Oddly, it was not always so--the values of political parties change with time. I suspect a Southern Democrat from 1950 would have heart failure looking at his party today, and probably a Republican looking at his.
Take one little example of values in politics and society--is diversity a means or an end? Is it a value in itself or something that produces other values?
Changes
People's values change too. Sometimes someone discovers that they something is more important to them than they realized it would be, and re-evaluates their values to accommodate it. I wasn't enthusiastic about having children when I got married--I figured children came with the territory but I'd had no great longings in that direction. After having children I've changed my values to something closer to what they should have been all along. That doesn't mean my tastes have changed--my ideal vacation is still to sit back with a good book and not go anywhere. That doesn't seem to inspire enthusiasm in the rest of the family, though, and I value their happiness and being happy with them.

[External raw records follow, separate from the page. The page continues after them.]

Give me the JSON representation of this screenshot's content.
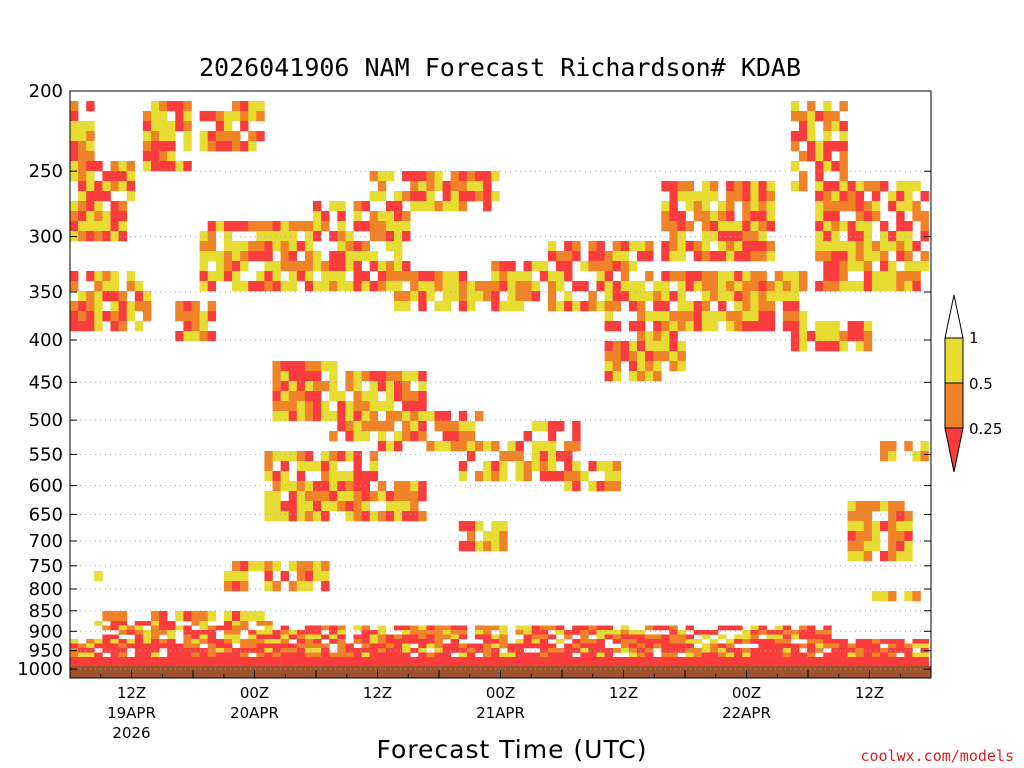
{
  "chart_data": {
    "type": "heatmap",
    "title": "2026041906 NAM Forecast Richardson# KDAB",
    "xlabel": "Forecast Time (UTC)",
    "ylabel": "",
    "credit": "coolwx.com/models",
    "forecast_hours": [
      0,
      84
    ],
    "y_scale": "pressure (hPa), reversed",
    "ylim": [
      1025,
      200
    ],
    "y_ticks": [
      "200",
      "250",
      "300",
      "350",
      "400",
      "450",
      "500",
      "550",
      "600",
      "650",
      "700",
      "750",
      "800",
      "850",
      "900",
      "950",
      "1000"
    ],
    "y_tick_values": [
      200,
      250,
      300,
      350,
      400,
      450,
      500,
      550,
      600,
      650,
      700,
      750,
      800,
      850,
      900,
      950,
      1000
    ],
    "x_ticks": [
      {
        "hour": 6,
        "time": "12Z",
        "date": "19APR",
        "year": "2026"
      },
      {
        "hour": 18,
        "time": "00Z",
        "date": "20APR",
        "year": ""
      },
      {
        "hour": 30,
        "time": "12Z",
        "date": "",
        "year": ""
      },
      {
        "hour": 42,
        "time": "00Z",
        "date": "21APR",
        "year": ""
      },
      {
        "hour": 54,
        "time": "12Z",
        "date": "",
        "year": ""
      },
      {
        "hour": 66,
        "time": "00Z",
        "date": "22APR",
        "year": ""
      },
      {
        "hour": 78,
        "time": "12Z",
        "date": "",
        "year": ""
      }
    ],
    "legend": {
      "labels": [
        "1",
        "0.5",
        "0.25"
      ],
      "bins": [
        {
          "range": "0.5-1",
          "color": "#e6dc32"
        },
        {
          "range": "0.25-0.5",
          "color": "#f08228"
        },
        {
          "range": "<0.25",
          "color": "#fa3c3c"
        }
      ]
    },
    "colors": {
      "yellow": "#e6dc32",
      "orange": "#f08228",
      "red": "#fa3c3c",
      "ground": "#a0522d",
      "grid": "#aaaaaa"
    },
    "regions": [
      {
        "h": [
          0,
          84
        ],
        "p": [
          960,
          1025
        ],
        "v": "red"
      },
      {
        "h": [
          0,
          84
        ],
        "p": [
          910,
          960
        ],
        "v": "mixed"
      },
      {
        "h": [
          3,
          74
        ],
        "p": [
          875,
          910
        ],
        "v": "mixed"
      },
      {
        "h": [
          2,
          20
        ],
        "p": [
          835,
          875
        ],
        "v": "mixed"
      },
      {
        "h": [
          77,
          83
        ],
        "p": [
          790,
          820
        ],
        "v": "mixed"
      },
      {
        "h": [
          2,
          5
        ],
        "p": [
          745,
          765
        ],
        "v": "mixed"
      },
      {
        "h": [
          15,
          25
        ],
        "p": [
          740,
          790
        ],
        "v": "mixed"
      },
      {
        "h": [
          0,
          2
        ],
        "p": [
          200,
          290
        ],
        "v": "mixed"
      },
      {
        "h": [
          0,
          6
        ],
        "p": [
          240,
          300
        ],
        "v": "mixed"
      },
      {
        "h": [
          7,
          12
        ],
        "p": [
          200,
          245
        ],
        "v": "mixed"
      },
      {
        "h": [
          13,
          19
        ],
        "p": [
          200,
          235
        ],
        "v": "mixed"
      },
      {
        "h": [
          0,
          8
        ],
        "p": [
          330,
          380
        ],
        "v": "mixed"
      },
      {
        "h": [
          10,
          14
        ],
        "p": [
          355,
          395
        ],
        "v": "mixed"
      },
      {
        "h": [
          13,
          24
        ],
        "p": [
          280,
          345
        ],
        "v": "mixed"
      },
      {
        "h": [
          24,
          33
        ],
        "p": [
          270,
          340
        ],
        "v": "mixed"
      },
      {
        "h": [
          29,
          42
        ],
        "p": [
          248,
          275
        ],
        "v": "mixed"
      },
      {
        "h": [
          32,
          44
        ],
        "p": [
          330,
          360
        ],
        "v": "mixed"
      },
      {
        "h": [
          41,
          49
        ],
        "p": [
          320,
          355
        ],
        "v": "mixed"
      },
      {
        "h": [
          47,
          57
        ],
        "p": [
          300,
          360
        ],
        "v": "mixed"
      },
      {
        "h": [
          52,
          60
        ],
        "p": [
          330,
          440
        ],
        "v": "mixed"
      },
      {
        "h": [
          58,
          69
        ],
        "p": [
          250,
          320
        ],
        "v": "mixed"
      },
      {
        "h": [
          60,
          72
        ],
        "p": [
          330,
          380
        ],
        "v": "mixed"
      },
      {
        "h": [
          70,
          78
        ],
        "p": [
          370,
          410
        ],
        "v": "mixed"
      },
      {
        "h": [
          73,
          84
        ],
        "p": [
          250,
          345
        ],
        "v": "mixed"
      },
      {
        "h": [
          70,
          76
        ],
        "p": [
          200,
          260
        ],
        "v": "mixed"
      },
      {
        "h": [
          20,
          26
        ],
        "p": [
          420,
          500
        ],
        "v": "mixed"
      },
      {
        "h": [
          25,
          35
        ],
        "p": [
          430,
          520
        ],
        "v": "mixed"
      },
      {
        "h": [
          30,
          40
        ],
        "p": [
          480,
          530
        ],
        "v": "mixed"
      },
      {
        "h": [
          19,
          30
        ],
        "p": [
          530,
          650
        ],
        "v": "mixed"
      },
      {
        "h": [
          26,
          35
        ],
        "p": [
          580,
          650
        ],
        "v": "mixed"
      },
      {
        "h": [
          38,
          44
        ],
        "p": [
          520,
          580
        ],
        "v": "mixed"
      },
      {
        "h": [
          44,
          50
        ],
        "p": [
          490,
          580
        ],
        "v": "mixed"
      },
      {
        "h": [
          48,
          54
        ],
        "p": [
          560,
          600
        ],
        "v": "mixed"
      },
      {
        "h": [
          38,
          43
        ],
        "p": [
          650,
          705
        ],
        "v": "mixed"
      },
      {
        "h": [
          79,
          84
        ],
        "p": [
          520,
          560
        ],
        "v": "mixed"
      },
      {
        "h": [
          76,
          82
        ],
        "p": [
          620,
          740
        ],
        "v": "mixed"
      }
    ]
  }
}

The values that we pick up from our environment don't always hold up when we think them through--and it takes some people a while to get around to thinking them through. It is easier to pick up new ones from a new environment, and college is certainly a new environment for freshmen. From the fact that they generally wind up espousing whatever is in fashion this decade I conclude that most college students aren't "thinking through" but "picking up" values.
Oddly, one way to acquire new values is through new tastes. I'm told Amish youth are expected to be out in the world before rejoining. Imagine an Amish boy, schooled in the importance of diligence and good use of the limited time he has on earth, who decides he enjoys World of Warcraft too much to give it up. Cue the cognitive dissonance. If he starts to reject the old value of "good use of time" what will he replace it with? Probably something from the constellation of new values the other players exhibit--the primacy of personal satisfaction, perhaps. He'll probably still be diligent--it isn't exactly the same as using time wisely.
I suppose there are probably personal inventories to help you figure out what things you value. You have to figure out why yourself.